Minneapolis Musical Theatre’s Production of Daddy Long Legs Performed at the James J. Hill House In St. Paul

Daddy Long Legs performed in the James J. Hill House in St. Paul is as intimate a production of a musical as I’ve ever attended. A chamber musical with only two actors standing at times only a foot away from and actually making eye contact with you. The stage is set in the main hall of the grand old mansion, chairs seated around the area the actors will occupy along with a few desks and tables that makes up the minimal set. They occasionally climb the stairway as well at the top of which on the first landing is where the four musicians play from. And here is the amazing thing, they are performing in the a hallway/stairway of a big old house, there is a four piece musical ensemble playing at the top of the stairs and this was one of the best sounding musicals I’ve heard. The balance between the musicians and the Performers was perfect, every word was clear, not a lyric was lost.

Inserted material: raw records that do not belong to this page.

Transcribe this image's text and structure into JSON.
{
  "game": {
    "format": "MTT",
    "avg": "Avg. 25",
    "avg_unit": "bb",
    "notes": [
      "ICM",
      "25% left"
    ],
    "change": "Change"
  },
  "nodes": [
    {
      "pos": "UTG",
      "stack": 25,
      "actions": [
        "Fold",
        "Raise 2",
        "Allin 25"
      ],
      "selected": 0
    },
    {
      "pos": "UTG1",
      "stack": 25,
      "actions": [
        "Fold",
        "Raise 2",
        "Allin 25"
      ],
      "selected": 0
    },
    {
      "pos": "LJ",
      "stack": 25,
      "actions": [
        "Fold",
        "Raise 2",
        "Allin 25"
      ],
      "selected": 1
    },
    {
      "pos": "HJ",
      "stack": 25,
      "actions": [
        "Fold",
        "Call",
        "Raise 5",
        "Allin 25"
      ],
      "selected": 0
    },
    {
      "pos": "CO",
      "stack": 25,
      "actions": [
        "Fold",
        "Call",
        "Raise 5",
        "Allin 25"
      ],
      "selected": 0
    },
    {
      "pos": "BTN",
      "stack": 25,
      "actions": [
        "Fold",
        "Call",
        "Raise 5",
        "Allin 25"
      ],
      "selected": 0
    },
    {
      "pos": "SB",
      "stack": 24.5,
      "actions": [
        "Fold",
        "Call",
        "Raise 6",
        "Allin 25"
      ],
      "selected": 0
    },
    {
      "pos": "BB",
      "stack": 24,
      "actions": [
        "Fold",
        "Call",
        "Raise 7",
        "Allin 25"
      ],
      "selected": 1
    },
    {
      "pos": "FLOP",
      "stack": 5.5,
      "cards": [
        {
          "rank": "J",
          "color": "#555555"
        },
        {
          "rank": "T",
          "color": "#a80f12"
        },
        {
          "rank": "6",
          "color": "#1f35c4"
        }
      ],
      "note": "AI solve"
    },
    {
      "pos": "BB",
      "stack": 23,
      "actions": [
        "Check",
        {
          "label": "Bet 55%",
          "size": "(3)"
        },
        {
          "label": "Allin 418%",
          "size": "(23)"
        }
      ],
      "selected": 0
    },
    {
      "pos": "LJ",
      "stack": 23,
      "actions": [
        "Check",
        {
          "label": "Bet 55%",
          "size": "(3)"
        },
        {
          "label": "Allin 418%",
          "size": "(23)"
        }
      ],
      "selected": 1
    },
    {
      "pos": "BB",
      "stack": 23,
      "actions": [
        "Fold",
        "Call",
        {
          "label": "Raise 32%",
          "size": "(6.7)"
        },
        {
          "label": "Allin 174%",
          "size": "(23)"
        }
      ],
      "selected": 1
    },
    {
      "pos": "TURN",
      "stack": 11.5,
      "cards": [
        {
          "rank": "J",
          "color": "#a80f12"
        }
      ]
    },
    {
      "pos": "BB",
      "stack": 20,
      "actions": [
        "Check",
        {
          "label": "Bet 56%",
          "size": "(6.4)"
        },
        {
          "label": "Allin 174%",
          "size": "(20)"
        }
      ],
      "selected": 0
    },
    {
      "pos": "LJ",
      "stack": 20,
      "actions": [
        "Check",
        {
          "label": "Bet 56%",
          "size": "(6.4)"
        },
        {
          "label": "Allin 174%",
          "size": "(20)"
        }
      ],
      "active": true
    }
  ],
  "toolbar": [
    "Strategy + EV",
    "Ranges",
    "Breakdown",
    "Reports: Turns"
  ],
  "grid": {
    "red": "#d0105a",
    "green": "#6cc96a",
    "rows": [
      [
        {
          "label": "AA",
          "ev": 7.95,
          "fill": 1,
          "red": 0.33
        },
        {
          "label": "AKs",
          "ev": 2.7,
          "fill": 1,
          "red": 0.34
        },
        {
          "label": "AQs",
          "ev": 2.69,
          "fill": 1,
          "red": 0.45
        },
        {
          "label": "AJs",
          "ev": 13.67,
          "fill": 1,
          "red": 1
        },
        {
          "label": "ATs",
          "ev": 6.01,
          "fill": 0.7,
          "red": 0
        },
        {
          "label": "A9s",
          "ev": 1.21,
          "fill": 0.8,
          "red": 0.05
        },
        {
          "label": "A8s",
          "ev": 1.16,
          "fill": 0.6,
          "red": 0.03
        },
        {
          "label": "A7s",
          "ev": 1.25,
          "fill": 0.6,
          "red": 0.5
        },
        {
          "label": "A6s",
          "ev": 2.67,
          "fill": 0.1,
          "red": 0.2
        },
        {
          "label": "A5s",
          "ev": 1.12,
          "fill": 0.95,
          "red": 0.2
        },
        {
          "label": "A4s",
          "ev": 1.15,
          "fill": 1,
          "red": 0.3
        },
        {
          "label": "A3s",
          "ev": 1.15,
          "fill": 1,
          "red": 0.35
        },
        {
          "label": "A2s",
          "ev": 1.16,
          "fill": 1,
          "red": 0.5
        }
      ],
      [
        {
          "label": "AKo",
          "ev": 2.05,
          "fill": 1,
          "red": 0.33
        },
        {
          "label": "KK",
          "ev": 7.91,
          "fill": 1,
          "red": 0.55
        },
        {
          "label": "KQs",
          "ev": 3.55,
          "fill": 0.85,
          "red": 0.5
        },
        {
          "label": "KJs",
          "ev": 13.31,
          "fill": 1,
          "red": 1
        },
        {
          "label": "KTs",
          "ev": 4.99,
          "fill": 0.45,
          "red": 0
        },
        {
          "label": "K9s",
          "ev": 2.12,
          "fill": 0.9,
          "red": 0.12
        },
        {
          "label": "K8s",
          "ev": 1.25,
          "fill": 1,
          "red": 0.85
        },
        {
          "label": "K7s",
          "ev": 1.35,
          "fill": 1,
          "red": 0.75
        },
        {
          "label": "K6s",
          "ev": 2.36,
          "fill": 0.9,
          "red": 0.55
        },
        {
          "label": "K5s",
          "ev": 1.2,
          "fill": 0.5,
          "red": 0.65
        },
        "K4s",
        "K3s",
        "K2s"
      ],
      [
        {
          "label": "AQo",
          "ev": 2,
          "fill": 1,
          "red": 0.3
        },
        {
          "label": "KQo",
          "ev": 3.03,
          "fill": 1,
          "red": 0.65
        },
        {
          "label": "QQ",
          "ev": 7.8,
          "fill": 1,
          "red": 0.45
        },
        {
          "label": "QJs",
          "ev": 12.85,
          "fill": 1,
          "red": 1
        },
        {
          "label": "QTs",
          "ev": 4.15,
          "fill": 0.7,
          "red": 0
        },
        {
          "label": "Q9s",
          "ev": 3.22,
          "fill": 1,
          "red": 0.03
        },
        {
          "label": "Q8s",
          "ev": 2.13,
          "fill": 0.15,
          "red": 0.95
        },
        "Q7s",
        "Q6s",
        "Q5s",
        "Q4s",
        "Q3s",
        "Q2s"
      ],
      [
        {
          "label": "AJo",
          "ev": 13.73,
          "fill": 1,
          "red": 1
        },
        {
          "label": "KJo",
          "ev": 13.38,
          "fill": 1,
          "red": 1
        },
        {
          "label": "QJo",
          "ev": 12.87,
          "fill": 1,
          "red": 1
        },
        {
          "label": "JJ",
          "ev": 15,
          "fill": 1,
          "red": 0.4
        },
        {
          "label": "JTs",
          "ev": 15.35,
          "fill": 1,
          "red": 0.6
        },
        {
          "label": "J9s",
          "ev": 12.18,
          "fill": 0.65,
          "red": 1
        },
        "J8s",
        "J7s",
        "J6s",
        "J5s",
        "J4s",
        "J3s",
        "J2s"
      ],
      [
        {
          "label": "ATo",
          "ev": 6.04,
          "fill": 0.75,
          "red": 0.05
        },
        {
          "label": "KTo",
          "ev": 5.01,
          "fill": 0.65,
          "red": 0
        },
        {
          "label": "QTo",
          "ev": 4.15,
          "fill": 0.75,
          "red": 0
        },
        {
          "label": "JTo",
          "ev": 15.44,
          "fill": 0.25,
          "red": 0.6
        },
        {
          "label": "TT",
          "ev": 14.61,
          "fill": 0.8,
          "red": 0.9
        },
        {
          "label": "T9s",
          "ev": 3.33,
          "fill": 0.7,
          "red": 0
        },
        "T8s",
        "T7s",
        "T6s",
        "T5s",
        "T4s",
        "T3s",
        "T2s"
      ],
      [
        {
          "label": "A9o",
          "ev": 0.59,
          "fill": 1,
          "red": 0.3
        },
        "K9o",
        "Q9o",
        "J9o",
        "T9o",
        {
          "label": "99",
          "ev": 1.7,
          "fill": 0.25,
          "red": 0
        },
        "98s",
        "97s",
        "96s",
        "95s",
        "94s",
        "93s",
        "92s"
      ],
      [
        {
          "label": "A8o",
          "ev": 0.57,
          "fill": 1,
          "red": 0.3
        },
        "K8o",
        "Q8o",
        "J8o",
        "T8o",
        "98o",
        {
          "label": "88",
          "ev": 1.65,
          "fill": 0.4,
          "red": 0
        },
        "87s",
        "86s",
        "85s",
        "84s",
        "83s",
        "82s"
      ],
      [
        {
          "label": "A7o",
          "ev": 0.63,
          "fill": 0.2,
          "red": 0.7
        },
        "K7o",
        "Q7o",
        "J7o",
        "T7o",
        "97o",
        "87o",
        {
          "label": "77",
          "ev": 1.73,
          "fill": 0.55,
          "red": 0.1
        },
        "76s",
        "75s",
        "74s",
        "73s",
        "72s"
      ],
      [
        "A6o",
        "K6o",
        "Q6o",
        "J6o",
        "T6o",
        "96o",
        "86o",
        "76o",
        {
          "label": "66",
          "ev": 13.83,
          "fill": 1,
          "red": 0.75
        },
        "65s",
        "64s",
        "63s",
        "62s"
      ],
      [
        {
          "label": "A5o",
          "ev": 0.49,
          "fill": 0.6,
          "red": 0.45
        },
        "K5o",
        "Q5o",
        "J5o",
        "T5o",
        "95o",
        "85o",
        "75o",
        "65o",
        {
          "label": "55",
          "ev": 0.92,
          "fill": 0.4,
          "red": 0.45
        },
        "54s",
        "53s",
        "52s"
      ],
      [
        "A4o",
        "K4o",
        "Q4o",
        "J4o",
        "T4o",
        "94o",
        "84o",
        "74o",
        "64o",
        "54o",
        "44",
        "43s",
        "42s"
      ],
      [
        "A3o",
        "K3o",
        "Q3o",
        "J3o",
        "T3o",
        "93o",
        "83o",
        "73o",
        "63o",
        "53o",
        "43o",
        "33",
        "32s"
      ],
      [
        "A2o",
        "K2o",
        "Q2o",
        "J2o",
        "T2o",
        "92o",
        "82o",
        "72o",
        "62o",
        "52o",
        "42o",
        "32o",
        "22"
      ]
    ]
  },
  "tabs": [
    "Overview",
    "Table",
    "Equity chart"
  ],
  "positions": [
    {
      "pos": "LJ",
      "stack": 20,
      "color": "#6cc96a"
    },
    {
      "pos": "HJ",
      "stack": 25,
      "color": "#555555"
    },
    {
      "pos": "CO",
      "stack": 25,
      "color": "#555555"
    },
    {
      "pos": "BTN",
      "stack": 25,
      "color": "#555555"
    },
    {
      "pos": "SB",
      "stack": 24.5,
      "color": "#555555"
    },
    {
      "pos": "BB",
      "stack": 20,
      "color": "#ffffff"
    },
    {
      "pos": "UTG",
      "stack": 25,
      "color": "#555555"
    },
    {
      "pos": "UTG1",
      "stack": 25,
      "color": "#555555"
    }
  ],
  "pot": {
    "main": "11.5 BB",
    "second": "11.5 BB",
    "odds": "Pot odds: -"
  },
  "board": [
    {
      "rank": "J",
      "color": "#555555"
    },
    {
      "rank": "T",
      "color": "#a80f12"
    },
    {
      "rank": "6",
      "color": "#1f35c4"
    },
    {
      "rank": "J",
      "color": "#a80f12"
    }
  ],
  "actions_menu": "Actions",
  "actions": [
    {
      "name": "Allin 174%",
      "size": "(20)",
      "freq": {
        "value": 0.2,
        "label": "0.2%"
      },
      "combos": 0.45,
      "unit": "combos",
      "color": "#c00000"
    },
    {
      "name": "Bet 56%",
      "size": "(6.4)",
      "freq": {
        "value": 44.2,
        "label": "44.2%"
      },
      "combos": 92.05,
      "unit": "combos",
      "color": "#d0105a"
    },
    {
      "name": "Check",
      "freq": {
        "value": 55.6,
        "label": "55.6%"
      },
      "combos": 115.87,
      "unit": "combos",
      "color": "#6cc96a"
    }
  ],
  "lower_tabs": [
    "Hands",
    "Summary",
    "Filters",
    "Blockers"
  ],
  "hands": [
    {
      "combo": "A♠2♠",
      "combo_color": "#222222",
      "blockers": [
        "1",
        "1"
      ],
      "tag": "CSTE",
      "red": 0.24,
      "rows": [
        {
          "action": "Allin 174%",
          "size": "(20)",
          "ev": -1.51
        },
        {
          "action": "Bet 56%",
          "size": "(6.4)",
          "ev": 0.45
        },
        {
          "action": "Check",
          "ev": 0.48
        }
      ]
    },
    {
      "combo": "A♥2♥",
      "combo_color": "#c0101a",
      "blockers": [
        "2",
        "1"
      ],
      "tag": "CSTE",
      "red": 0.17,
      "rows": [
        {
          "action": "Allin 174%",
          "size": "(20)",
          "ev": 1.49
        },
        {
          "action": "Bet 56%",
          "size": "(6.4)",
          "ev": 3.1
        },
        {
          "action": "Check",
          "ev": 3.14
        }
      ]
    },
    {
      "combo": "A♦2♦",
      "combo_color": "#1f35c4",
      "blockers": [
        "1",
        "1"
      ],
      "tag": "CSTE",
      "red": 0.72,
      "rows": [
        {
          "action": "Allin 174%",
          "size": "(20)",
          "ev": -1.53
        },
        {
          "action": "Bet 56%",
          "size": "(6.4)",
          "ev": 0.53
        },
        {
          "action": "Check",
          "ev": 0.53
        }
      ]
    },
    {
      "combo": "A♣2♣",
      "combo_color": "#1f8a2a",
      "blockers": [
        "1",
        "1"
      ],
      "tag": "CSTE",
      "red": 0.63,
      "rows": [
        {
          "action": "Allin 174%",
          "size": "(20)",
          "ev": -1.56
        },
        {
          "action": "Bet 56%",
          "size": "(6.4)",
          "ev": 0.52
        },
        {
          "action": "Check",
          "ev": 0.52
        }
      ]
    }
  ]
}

Maddie Olsem plays Jerusha Abbott a orphan who has grown up in the John Grier Home for Orphans in the early 1900’s. She is called into Mrs. Lippett’s, the headmatron of the house, office. She is informed that a Mr. John Smith a trustee of the orphanage, having read some essays she had written has decided to send her to college, paying her tuition, room and board, and giving her a monthly allowance. He has devised a 9 point plan for her, one of the points being that she must write to him regularly informing him of her progress. Another states that he will never read the letters and that she should never say thank you or expect any response from him. The play from then on is almost exclusively the characters letters. In her first letter to Mr. Smith which is obviously a fake name, Jerusha acknowledges this and gives him her own name which is Daddy Long Legs. She also asks him questions which she is not supposed to do about how grey his hair is, if he’s bald, if he is old, or old old! As it turns out he’s young, but her assumption is key to the rest of the story. He is Jervis Pendleton played by Chris Paulson. Jervis is intrigued and amused by her sense of humor and her unconventional personality. He is the uncle of one of her classmates and as such meets Jerusha. Through her letters and their personal meetings he begins to care for her. But the fact that he didn’t correct her assumption that he was old, or identify himself as her Daddy Long Legs when they first met, has put him in an awkward position. Her letters are almost like diary entries which include, among other things, her feelings about Jervis Pendleton.

Maddie Olsem and Chris Paulson both seen earlier in the season in Lyric Arts production of Bright Star are the perfect performers for these roles and this venue. Performing basically in the midst of the audience without the usual distance created psychologically as well as physically by the separation of the stage is tricky. Being too close can reveal the artifice in a performance, but there is no loss of contract made creatively between the actors and the audience in this case. This is a skill easily overlooked and noticed more in it’s absence than when it is successful. They also have wonderful voices, Paulson stretches occasionally to reach the higher registers, but 95% of the role seems to be right in his sweet spot. Olsem sets the tone for the show as she opens it and right away I was impressed with her voice. The quality of the sound, and as I mentioned earlier, the clarity of their singing. Too many shows we become resigned to missing some of the lyrics no matter what level of production it is. A few hours before attending this performance I was at the Ordway for Once On This Island, which was a fun show, and much like this I was very close, seated on the stage with the actors all around me. It was everything a national touring production can be, an elaborate set, great costumes, special effects, and powerful performers. What it lacked, as many of those larger shows do, is the loss of clarity. You miss lyrics, but you accept it. I loved the fact that I didn’t have to accept that with this show. The musicians are really tight and don’t overpower the performers. Minneapolis Musical Theatre is rapidly becoming one of my favorite theatre companies, their production of Be More Chill last spring was one of the highlights of last season, and I regret missing their fall offering Night of the Living Dead: The Musical.